Why It Matters: This rule is the foundation of competitive access for small business. It is legally binding under the Small Business Act and the FAR. The Supreme Court reaffirmed it in Kingdomware Technologies v. United States (2016). Agencies must apply it before defaulting to larger firms.
✔ Set-Aside
Definition: A contract or portion of a contract that is reserved exclusively for small businesses or for specific small business groups, such as Women-Owned, Veteran-Owned, HUBZone, or 8(a).
Why It Matters: Set-asides are tools that allow the federal government to meet its small business participation goals. Without them, small firms are often shut out by scale, incumbency, or administrative burden.
✔ Contracting Goals
Definition: Contracting goals are federal targets for how much of the government’s annual procurement spending must go to small businesses — including specific subcategories like Women-Owned, Service-Disabled Veteran-Owned, HUBZone, and 8(a) firms.
Why It Matters: These goals aren’t symbolic — they’re enforceable targets that drive agency behavior.
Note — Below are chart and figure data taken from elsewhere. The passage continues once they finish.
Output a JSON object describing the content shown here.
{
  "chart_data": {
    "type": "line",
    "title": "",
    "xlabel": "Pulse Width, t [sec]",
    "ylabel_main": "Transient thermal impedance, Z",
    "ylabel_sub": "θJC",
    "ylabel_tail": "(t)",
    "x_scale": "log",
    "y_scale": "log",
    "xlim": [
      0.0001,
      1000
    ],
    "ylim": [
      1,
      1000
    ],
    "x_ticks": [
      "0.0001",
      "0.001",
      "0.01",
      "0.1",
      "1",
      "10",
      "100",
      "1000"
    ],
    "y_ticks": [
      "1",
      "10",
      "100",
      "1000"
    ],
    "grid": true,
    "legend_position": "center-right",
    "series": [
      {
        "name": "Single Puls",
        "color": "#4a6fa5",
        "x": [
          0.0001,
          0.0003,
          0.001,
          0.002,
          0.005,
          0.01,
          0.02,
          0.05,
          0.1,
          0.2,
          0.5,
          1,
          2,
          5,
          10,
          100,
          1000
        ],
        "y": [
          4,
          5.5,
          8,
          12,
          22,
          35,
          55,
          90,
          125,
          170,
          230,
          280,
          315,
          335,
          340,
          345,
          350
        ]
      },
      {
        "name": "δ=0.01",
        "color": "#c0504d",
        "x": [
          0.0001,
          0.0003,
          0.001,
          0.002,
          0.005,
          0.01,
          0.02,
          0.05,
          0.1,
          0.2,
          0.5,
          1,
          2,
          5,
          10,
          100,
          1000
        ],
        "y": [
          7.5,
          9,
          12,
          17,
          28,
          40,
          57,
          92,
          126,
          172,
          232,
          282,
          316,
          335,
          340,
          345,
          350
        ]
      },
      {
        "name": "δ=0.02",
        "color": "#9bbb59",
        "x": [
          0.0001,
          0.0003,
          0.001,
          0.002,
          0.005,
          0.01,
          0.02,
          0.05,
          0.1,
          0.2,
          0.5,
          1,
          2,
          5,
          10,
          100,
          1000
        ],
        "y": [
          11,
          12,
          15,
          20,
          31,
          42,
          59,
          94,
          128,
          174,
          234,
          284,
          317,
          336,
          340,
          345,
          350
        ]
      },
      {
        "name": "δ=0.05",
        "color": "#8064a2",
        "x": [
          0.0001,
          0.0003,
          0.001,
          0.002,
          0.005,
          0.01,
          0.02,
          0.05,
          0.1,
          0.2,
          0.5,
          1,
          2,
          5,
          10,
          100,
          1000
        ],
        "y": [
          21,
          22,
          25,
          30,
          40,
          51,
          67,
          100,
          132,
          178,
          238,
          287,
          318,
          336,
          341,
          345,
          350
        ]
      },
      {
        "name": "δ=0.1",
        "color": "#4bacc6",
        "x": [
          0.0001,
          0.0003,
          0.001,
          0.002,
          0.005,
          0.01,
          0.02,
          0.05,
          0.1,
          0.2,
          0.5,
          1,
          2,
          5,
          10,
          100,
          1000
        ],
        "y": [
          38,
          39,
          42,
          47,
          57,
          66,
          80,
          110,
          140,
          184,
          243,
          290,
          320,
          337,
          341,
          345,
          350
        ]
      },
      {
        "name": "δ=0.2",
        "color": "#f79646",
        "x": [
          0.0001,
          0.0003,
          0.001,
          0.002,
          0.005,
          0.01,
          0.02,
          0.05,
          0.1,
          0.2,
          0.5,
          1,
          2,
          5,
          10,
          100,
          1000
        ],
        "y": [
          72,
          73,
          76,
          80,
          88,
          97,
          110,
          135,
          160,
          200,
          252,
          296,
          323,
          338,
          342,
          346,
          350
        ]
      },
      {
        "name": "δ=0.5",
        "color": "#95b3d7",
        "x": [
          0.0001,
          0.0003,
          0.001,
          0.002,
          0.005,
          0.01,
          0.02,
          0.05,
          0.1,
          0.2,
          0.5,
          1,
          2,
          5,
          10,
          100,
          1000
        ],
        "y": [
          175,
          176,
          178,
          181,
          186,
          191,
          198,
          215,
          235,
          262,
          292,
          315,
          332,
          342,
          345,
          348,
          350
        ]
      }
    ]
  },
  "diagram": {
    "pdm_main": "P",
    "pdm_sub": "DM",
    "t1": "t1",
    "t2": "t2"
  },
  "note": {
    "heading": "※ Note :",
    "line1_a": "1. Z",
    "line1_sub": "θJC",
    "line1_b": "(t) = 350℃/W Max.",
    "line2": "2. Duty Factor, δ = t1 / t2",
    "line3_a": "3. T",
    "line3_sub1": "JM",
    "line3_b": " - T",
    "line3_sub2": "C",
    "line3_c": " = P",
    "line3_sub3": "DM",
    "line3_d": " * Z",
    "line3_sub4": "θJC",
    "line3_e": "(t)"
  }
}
When goals are missed or deprioritized, entire segments of the small business community lose access. Tracking, reporting, and defending these goals is key to ensuring real opportunity, not just policy on paper.
✔ Kingdomware Technologies v. United States
Definition: A 2016 Supreme Court case in which the Court held that the Rule of Two is mandatory, not optional, and must be applied when awarding contracts at the Department of Veterans Affairs.
Why It Matters: This case set a powerful precedent for the application of small business protections across the federal government. It confirmed that agencies cannot ignore the law when it comes to small business access.
✔ Category Management
Definition: A procurement strategy that groups purchases into standardized categories and awards them through large pre-approved contracts.
Why It Matters: While intended to streamline buying, category management often excludes small businesses by favoring incumbent, large vendors. It centralizes purchasing and can bypass competitive entry for new or niche suppliers.
✔ GSA Consolidation
Definition: The merger of multiple GSA contracting schedules into the single Multiple Award Schedule (MAS).
Why It Matters: While promoted as simplification, GSA consolidation reduced flexibility for small firms, eliminated some niche access pathways, and narrowed eligibility. It has decreased competition by favoring larger suppliers who can handle broad contract scopes.
✔ Schedule Roll-Ups
Definition: The practice of combining multiple agency-specific or specialized contract schedules into a single, larger vehicle.
Why It Matters: Roll-ups often eliminate tailored access points that small businesses used to rely on. This not only reduces visibility but also reduces competition by crowding out smaller firms in favor of one-size-fits-all solutions.
✔ Small Business Act (15 U.S.C. § 631 et seq.)
Definition: The foundational law that created the federal small business contracting program. It outlines federal goals, agency responsibilities, and enforcement mechanisms.
Why It Matters: The Act mandates that small businesses receive a fair share of federal contracts. It forms the legal basis for programs like the Rule of Two and set-asides. The Restore Fair Access™ campaign is rooted in defending the letter and intent of this law.
✔ Bundling vs. Consolidation
Definition: Both are procurement practices that combine multiple contracts or needs into one larger contract.
Bundling refers to combining requirements in a way that may be unsuitable for small businesses.
Consolidation refers to merging similar contracts, often for efficiency.
Why It Matters: These practices can lock small businesses out of contracts they would have been qualified to compete for individually. They are a major reason small business participation has declined.
✔ FAR (Federal Acquisition Regulation)
Definition: The rulebook that governs all federal purchasing and contracting. It includes detailed procedures for how agencies must plan, compete, and award contracts.
Why It Matters: The FAR contains enforceable rules that protect small businesses, including the Rule of Two, small business goaling, and set-aside procedures. Knowing what the FAR requires helps small firms hold agencies accountable.